Wir haben deshalb auch sehr wenig Material gedreht, zehn Stunden, plus zwei Stunden, die Lukas mit seiner Privatkamera aufgenommen hatte. Im letzten Monat drehten wir überhaupt nicht mehr mit ihr. Der letzte Drehtag war der 12. Februar 2010, und zwar genau wieder unter diesem Baum. Das ist die Szene, wo sie unter dem Baum sitzt und vom Stammbaum redet, und der Vater ist oben im Baum. Das ist ja eigentich die Umdrehung eines Stammbaumes. Normalerweise ist der Vater der Stamm, und die Kinder sind das Geäst. Sie sagt ja im Film, dass die ganze Ordnung umgedreht sei.Sie konnte kaum mehr bis zum Baum gehen und die zwei Sätze behalten, in ihrem Morphiumrausch.

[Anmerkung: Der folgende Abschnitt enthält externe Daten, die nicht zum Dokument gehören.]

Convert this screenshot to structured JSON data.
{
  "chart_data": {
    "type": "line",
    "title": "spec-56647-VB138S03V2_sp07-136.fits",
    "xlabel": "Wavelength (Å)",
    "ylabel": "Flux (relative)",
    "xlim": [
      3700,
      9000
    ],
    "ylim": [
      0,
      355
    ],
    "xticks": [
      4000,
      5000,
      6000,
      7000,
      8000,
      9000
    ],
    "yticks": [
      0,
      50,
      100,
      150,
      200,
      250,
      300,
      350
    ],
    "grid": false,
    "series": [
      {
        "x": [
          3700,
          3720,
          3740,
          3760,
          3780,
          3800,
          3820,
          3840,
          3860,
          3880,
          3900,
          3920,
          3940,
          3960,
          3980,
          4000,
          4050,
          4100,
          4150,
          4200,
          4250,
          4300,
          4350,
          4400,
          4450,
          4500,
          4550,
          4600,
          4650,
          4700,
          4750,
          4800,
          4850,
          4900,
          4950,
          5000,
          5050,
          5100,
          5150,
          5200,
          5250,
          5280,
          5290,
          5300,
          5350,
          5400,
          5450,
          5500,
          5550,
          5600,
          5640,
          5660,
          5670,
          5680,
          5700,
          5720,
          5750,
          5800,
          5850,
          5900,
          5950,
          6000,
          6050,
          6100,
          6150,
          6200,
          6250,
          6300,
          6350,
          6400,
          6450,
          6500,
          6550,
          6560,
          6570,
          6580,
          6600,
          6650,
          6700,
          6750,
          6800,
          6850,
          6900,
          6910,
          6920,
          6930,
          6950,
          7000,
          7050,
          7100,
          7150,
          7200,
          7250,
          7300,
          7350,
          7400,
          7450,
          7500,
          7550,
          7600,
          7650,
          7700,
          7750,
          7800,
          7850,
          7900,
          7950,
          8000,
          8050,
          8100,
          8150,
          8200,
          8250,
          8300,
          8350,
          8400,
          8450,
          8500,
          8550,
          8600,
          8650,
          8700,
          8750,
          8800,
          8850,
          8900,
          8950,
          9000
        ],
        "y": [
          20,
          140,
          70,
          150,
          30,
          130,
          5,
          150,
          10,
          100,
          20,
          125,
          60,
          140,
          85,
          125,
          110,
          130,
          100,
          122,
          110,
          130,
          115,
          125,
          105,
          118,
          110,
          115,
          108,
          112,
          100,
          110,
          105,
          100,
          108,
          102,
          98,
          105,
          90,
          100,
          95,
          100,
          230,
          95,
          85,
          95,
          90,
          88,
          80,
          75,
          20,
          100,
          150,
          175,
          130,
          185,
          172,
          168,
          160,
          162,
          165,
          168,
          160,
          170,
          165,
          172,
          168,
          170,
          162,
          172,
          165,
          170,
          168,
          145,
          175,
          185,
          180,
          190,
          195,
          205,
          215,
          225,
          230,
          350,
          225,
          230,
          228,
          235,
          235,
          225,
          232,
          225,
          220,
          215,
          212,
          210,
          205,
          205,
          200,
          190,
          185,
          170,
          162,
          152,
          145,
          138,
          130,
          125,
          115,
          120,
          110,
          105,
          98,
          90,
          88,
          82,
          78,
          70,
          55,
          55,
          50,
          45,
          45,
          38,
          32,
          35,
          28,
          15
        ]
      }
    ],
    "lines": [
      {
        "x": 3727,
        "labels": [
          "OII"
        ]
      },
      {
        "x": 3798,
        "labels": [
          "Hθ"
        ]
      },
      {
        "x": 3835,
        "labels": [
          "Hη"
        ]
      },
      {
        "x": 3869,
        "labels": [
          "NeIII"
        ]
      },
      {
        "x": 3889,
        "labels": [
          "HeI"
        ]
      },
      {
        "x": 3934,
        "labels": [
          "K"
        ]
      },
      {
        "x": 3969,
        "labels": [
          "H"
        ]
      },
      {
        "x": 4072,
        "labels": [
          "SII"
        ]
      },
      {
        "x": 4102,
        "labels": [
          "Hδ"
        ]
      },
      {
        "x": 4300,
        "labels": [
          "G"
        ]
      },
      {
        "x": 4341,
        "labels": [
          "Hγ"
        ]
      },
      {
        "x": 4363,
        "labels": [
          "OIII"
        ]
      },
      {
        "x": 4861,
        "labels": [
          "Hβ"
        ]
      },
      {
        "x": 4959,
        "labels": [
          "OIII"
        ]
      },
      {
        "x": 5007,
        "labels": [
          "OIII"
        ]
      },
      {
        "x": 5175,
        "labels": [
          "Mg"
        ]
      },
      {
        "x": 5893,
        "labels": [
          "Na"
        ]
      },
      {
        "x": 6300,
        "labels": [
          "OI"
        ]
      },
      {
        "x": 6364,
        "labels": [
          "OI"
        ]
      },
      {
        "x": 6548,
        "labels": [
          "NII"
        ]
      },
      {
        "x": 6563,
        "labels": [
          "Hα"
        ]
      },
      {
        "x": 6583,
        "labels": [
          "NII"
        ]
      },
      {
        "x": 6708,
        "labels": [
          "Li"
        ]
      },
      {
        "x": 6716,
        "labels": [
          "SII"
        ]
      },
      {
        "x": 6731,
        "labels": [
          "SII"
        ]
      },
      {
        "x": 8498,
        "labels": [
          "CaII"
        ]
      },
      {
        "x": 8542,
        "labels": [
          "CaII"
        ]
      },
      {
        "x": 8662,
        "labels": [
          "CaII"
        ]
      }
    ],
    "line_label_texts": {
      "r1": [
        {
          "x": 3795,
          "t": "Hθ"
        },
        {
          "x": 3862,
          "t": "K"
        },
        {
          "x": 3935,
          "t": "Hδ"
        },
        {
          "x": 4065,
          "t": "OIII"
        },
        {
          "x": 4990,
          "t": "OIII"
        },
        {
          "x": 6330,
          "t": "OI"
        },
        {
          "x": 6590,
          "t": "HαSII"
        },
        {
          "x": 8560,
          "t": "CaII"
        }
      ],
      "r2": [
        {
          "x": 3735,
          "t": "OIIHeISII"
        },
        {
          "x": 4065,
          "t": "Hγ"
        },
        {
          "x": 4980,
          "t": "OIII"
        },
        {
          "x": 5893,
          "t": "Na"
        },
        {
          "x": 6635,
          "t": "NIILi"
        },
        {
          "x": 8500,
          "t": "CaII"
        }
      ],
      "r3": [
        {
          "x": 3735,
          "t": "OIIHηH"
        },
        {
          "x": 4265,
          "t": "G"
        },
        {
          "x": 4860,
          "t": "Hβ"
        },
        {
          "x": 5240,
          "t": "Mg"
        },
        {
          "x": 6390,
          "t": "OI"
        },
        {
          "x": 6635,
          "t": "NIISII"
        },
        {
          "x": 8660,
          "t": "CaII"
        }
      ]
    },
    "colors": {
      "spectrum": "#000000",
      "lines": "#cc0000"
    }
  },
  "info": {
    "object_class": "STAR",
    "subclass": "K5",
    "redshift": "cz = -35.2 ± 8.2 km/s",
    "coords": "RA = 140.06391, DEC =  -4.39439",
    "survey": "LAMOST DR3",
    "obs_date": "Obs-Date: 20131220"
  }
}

Auf das hin haben wir aufgehört, mit ihr zu drehen, obschon sie noch immer motiviert war. Zuvor hatte sie uns immer strahlend empfangen, und alles gegeben, sogar ihre Schmerzen vergessen. Aber jetzt konnte sie nicht mehr. Sie war schwach und es war Winter. Ausserdem war ihr die äussere Erscheinung immer wichtig gewesen, so dass ich nicht ihren körperlichen Zerfall dokumentieren wollte. Und dann muss man auch bedenken, dass je näher der der Tod kam, umso mehr wollten ihre Angehörigen bei ihr sein. Da ist dann eine Filmequipe fehl am Platz. Das war übrigens auch ein Grund für die Szene mit den Männern an ihrem Bett: Es war ein Geschenk an ihre Freunde, die sich von ihr verabschieden wollten. Und zudem war es eine Reaktion auf ihre Bemerkung, nachdem sie einen Teil der Rushes gesehen hatte, es habe zu wenig Männer in dem Film.

Von da weg lebte sie noch einen Monat. Am 15. März starb sie. Ich hatte immer etwas Angst davor, sie müsse noch einen Todeskampf ausstehen. Aber das war nicht der Fall. Auch wenn sie wenig über ihren Tod geredet hatte, hat sie sich eben doch damit befasst, und sie konnte in ihrem Bett zu Hause sterben, in Anwesenheit des Vaters, des Bruders und von Lukas. Die im Film etwas abwesenden Männer waren also im richtigen Moment da.

Und BOUTON flog mit seinem geliebten Rötkäppchen in Johanas Schuh davon. Dies, und bei Weitem nicht nur dies, war die Idee der Cutterin Loredana Cristelli, die ich hier auch noch erwähnen möchte. Sie hatte weder BOUTON noch Johana gekannt, doch als sie die 10 Stunden Material gesehen hatte, verlangte sie eine Auszeit für die nötige Trauerarbeit, bevor sie den Schnitt in Angriff nehmen konnte. Engagiert bis zum Schluss und darüber hinaus gab sie dem Film die heutige Form. Wenn ich auch für meine Ideen kämpfte, wusste ich doch im Innersten, dass sie fast immer recht hatte, doch manchmal brauchte ich Zeit loszulassen, was ich mir anders vorgestellt hatte. Dieser Prozess ist wohl nie abgeschlossen. Jedesmal wenn ich den scheinbar fertigen Film anschaue, denke ich: Das hätte man auch anders machen können. Von da her war es interessant, sich noch einmal hinzusetzen und die kürzere Fassung von 52 Minuten für das Deutschschweizer Fernsehen zu schneiden. Sie wurde ziemlich anders, irgendwie knapper zur Sache, dokumentarischer und bodenständiger. Und doch muss ich auch da immer wieder Tränen verdrücken, wenn ich sie sehe - die Fassung - also natürlich auch Johana.